大陶器市という催事があるらしいということを聞きつけて、日暮里舎人ライナーに載って舎人公園に向かった。見ないふりをしていた「足りない食器」を買ってやろうという算段と、量販店で買うよりも青空のもとでの買い物はムードがいいのではないかという気持ちの高まりが足を運んだ理由だ。

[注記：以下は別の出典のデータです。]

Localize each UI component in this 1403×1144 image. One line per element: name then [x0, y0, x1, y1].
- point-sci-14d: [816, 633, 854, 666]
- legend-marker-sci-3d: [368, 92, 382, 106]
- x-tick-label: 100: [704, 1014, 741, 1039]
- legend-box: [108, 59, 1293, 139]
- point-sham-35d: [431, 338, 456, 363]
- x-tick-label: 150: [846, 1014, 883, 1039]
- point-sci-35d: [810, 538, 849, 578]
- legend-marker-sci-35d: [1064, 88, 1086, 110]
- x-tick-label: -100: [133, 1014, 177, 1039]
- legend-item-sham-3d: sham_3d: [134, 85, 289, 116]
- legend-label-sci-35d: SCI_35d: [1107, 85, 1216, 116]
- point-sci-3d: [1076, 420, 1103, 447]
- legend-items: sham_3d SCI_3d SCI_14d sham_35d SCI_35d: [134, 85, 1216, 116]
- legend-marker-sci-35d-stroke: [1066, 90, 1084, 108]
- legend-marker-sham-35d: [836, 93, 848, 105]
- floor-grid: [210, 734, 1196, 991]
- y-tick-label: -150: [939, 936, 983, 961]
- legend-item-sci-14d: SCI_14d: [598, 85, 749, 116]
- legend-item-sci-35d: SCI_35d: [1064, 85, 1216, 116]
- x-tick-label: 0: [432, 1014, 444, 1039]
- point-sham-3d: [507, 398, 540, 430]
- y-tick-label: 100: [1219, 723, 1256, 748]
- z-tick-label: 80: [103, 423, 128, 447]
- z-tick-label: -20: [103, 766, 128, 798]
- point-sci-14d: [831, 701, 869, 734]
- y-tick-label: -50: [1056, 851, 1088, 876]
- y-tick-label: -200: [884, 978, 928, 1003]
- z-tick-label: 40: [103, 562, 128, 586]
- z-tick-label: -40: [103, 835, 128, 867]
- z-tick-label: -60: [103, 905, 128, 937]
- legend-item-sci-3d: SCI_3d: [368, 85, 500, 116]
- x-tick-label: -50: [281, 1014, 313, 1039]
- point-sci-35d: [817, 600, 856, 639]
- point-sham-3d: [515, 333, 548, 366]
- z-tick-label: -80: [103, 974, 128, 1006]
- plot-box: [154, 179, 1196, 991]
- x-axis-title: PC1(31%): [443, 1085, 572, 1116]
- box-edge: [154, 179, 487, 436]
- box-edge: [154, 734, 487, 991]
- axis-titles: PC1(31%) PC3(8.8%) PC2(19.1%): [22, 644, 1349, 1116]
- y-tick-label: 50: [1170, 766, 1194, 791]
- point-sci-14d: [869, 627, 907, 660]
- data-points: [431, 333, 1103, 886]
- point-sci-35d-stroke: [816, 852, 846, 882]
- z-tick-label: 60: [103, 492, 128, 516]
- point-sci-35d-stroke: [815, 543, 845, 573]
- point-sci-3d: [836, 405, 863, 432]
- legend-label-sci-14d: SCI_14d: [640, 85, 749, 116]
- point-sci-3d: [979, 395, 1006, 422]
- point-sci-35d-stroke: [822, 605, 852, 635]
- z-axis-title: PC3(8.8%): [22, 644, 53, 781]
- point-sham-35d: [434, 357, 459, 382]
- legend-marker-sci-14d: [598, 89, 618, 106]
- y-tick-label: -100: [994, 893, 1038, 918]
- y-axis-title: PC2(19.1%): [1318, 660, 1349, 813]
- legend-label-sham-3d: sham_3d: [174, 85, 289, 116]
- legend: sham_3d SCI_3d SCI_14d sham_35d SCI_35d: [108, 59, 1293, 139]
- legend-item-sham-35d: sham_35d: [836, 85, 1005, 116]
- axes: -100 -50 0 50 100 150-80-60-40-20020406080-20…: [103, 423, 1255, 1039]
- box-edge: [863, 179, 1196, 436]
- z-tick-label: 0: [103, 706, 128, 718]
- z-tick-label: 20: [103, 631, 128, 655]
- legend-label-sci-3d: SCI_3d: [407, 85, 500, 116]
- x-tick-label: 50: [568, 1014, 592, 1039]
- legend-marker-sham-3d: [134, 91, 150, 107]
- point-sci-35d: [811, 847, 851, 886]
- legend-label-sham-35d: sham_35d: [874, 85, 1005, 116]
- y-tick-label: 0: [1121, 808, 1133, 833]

公園につくと開場して間もないのに結構人がいて、賑わいがある。テントが連なり区画で区切られたブースには全国各地の焼き物がずらっと並んでいるけど、地域ごとに分かれているというよりはそれを取り扱っている販売業者が連なっている感じ。なので波佐見焼、美濃焼、有田焼、備前焼がひとつのブースで混在しているところもあるし、さっき見たような皿がまた別の店にも存在するなんてこともある。
探していたのはどんぶりやコップ。この辺はいいものが見つかった気がする。これだけたくさんある中で自分が納得する食器を選ぶのは会場を歩き回った疲労感も含めて心地よかった。

ひと通り買った後は、人混みから一歩引いた距離で会場を眺めていた。ここにくるお客さんは一様に「かわいいかわいい」と言っていた。確かにカラフルで綺麗なものが多く、素朴なしつらえの会場の雰囲気から良い意味で裏切られた気が私もしていて、かわいいと思うものが多かった。ただ、そんな中で年配の夫婦が「これは丈夫そうだ」「お父さんの湯飲みはもうダメだもんね」と話をしているのが耳に入ったので、すっと近づいてみる。
そこには丈夫そうな湯飲みがゴロゴロとカゴに転がっていて、手に持ってみると、ずっしり重い。この安定性は筆立てにバッチリだと思い即購入。手触りもザラザラしていて滑りにくく、落とさなそうだ。

帰宅して早速ガラスの瓶から筆を移しかえてみると、瓶のツルツルしている触感に対して、いつか落とすんじゃないかと感じていたことを思い出した。急に聞こえた「丈夫そう」のおかげで私のプラモライフは更に充実したのだった。それに、なにより見た目が渋くてかっこいい。大量の陶器を見る機会があったら食器ではなくプラモ道具として使えるものはないか、探してみると良いと思う。舎人公園で開催されている大陶器市は最終日が11月24日(月)なので、行ける方はぜひ。